TORCH screening is used in pregnancy in a wide number of indications. In 1990 the Public Health Laboratory service advised that individual serology tests, rather than a TORCH screen, should be performed depending upon clinical circumstances)1 2. Our group confirmed these findings for fetal medicine indications.1 The aim of this retrospective study was to determine our progress with the use of TORCH in pregnancy.
Methods A retrospective review of all TORCH tests requested in St Michael’s Hospital in obstetrics and gynaecology between 01/10/2006 and 31/01/2012 was undertaken via the pathology database.

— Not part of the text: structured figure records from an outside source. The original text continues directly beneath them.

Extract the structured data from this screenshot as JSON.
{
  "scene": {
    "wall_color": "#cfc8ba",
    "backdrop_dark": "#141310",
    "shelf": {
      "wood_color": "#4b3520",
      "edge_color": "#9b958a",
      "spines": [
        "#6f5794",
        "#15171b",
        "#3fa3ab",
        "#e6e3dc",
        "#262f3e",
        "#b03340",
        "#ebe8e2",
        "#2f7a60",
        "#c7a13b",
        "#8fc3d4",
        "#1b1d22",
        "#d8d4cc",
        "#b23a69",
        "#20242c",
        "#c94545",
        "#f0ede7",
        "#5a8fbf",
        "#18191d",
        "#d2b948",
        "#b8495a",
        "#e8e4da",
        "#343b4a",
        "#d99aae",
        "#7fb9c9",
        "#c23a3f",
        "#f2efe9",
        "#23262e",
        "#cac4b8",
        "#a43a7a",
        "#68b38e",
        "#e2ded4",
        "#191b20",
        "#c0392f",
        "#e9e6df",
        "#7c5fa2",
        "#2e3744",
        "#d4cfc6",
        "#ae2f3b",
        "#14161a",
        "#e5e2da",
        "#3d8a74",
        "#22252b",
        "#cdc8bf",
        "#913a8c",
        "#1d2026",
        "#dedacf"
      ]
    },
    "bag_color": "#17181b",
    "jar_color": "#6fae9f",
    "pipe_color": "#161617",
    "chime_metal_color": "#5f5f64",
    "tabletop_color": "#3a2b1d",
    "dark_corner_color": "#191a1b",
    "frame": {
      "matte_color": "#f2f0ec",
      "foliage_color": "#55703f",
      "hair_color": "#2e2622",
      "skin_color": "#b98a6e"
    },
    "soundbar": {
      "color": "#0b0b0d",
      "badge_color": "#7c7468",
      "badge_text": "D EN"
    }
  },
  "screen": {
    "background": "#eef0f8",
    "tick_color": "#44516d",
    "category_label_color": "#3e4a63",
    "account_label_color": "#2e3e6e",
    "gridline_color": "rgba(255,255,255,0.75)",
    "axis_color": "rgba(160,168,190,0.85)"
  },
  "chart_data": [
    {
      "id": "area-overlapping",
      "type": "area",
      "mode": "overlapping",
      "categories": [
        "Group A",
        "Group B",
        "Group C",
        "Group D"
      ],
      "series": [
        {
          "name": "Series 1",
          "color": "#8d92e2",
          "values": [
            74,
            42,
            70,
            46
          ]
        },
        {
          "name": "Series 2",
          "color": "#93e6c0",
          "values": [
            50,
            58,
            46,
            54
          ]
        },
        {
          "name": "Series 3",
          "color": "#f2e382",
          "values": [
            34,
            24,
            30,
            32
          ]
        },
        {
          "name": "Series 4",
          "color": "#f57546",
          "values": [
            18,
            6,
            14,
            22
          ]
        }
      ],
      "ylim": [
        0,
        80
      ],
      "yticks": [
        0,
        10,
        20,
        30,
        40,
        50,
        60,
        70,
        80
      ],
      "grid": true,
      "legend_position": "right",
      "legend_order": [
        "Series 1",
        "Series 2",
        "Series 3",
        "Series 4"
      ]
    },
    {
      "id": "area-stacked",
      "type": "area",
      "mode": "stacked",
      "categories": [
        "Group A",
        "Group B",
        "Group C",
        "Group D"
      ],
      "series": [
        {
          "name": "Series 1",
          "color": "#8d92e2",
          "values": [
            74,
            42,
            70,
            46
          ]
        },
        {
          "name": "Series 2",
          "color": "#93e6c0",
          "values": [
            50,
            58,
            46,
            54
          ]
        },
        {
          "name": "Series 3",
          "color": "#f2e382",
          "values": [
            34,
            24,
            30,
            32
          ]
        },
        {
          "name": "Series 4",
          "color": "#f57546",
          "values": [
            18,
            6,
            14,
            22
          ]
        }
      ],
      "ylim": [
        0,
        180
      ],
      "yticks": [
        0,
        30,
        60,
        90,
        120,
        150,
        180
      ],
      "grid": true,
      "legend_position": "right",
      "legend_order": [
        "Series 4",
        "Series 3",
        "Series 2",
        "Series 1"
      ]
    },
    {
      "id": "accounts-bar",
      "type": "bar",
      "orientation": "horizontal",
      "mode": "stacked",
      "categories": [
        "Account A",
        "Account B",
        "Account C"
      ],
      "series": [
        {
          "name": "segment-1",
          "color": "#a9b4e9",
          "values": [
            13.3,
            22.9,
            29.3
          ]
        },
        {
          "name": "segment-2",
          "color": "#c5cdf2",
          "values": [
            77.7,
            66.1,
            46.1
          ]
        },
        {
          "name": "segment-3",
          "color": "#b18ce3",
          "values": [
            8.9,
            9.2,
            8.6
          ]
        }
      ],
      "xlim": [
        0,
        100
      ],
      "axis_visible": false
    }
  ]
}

Results 742 tests were undertaken over the study period. 40 indications were identified. There were 4 positive tests for CMV (1%), with no cases of confirmed toxoplasmosis or rubella. CMV was found in late miscarriage, recurrent miscarriage and multiple fetal abnormality.
Conclusions The incidence of toxoplasma in the UK is 1–2 infections per 1000 pregnancies3 and is normally associated with a maternal illness. Rubella is screened for as part of the routine ante-natal screen. Our findings have further confirmed the targeted approach to serology screening4. We therefore now only perform CMV serology unless there is an overwhelming clinical indication for the addition of toxoplasma testing.
Abdel-Fattah SA, Bhat A, Illanes S, et al. TORCH test for fetal medicine indications; only CMV is necesary in the UK. Prenat Diagn 2005;25:1028-31.
PHLS. TORCH screening reassessed: the laboratory investigation of congenital, perinatal and neonatal infection. 1. UK: Public Health Laboratory Service, 1990.
Allain JP, Palmer CR, Pearson G. Epidemiological study of latent and recent infection by Toxoplasmosis Gondii in pregnant women in a regional population in the UK. J Infect 1998;36:189-96.
Fayyaz H, Rafi J. TORCH screening in polyhydramnios: an observational study. J Matern Fetal Neonatal Med 2012;25:1069-72.